The Supreme Court stopped there in Gonzalez — and thus (excepting our response to the dissent) so do we. Extraordinary circumstances within the meaning of Rule 60(b)(6) are a rarity in habeas cases. Id. at 536, 125 S.Ct. 2641. Sheppard has not shown they are present here.

Finally, we make some points in response to our dissenting colleague. First, the dissent seeks largely to relitigate the issués we decided in Sheppard’s last appeal. The Supreme Court denied certiora-ri as to those issues, and we are content to leave things where they stood last time. Second, the dissent is mistaken as to what, exactly, we held in our last appeal. We did not hold, as the dissent asserts throughout its opinion here, that Sheppard’s counsel in state court had been constitutionally ineffective. Instead we held that Sheppard had not been “diligent” for purposes of § 2554(e)(2). Sheppard, 657 F.3d at 343-44. That holding does not even roughly equate to a holding that Sheppard’s counsel was ineffective for purposes of the Sixth Amendment — not least because we had no reason to determine whether Sheppard had shown any prejudice within the meaning of Strickland v. Washington, 466 U.S. 668, 694, 104 S.Ct. 2052, 80 L.Ed.2d 674 (1984). And we would add that the implications of Fox’s and Jones’s testimony in the federal evi-dentiary hearing are not nearly as Copernican as the dissent and Sheppard think they are. See, e.g., Sheppard, 657 F.3d at 344 (“there is no reason to think that testimony given seven years after the relevant events is necessarily more accurate or truthful than testimony given promptly after those events”).

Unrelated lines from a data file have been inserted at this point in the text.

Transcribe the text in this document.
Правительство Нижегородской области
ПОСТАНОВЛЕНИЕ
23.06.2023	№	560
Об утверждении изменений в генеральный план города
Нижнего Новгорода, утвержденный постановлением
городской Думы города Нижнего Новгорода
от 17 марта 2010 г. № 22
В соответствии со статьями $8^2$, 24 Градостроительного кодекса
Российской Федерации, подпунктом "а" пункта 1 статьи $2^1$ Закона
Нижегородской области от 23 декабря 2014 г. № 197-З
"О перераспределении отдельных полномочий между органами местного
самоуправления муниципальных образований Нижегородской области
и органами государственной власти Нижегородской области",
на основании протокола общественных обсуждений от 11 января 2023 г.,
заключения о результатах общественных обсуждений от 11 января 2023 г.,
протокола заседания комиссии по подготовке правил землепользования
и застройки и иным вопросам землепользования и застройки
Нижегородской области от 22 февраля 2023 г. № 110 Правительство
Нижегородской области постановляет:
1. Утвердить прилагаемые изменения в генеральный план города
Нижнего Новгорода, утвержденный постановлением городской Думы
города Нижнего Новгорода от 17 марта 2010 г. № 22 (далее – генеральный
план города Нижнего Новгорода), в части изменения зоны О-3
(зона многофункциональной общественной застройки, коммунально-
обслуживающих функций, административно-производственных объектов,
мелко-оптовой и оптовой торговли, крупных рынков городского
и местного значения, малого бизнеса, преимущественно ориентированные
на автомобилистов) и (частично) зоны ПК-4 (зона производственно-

Third, the dissent entirely overlooks that the federal courts have already entered a final judgment denying Sheppard’s petition for habeas relief in this case. And the Supreme Court has made clear — in a death case, no less — that the federal circuit courts must afford that judgment profound respect. See Calderon v. Thompson, 523 U.S. 538, 556, 118 S.Ct. 1489, 140 L.Ed.2d 728 (1998) (“A State’s interests in finality are compelling when a federal court of appeals issues a mandate denying federal habeas relief’).

*822Lastly, Gonzalez is not “irrelevant[,]” Dissent op. at 826, to this case. That case’s profile — a Rule 60(b) appeal seeking to set aside a final judgment in a habeas case on the ground that some new Supreme Court decision is “extraordinary”— is precisely this case’s profile. So of course we are bound to apply Gonzalez here. And it is hardly “contrive[d,]” id. at 827, to apply the Supreme Court’s precedents in habeas cases. Faithfully applied, those precedents make clear that — more than 20 years now after Sheppard murdered Dennis Willhide — Sheppard is not entitled to relitigate his case yet again. * * *

The district court’s January 14, 2013 order denying Sheppard’s Rule 60(b) motion is affirmed.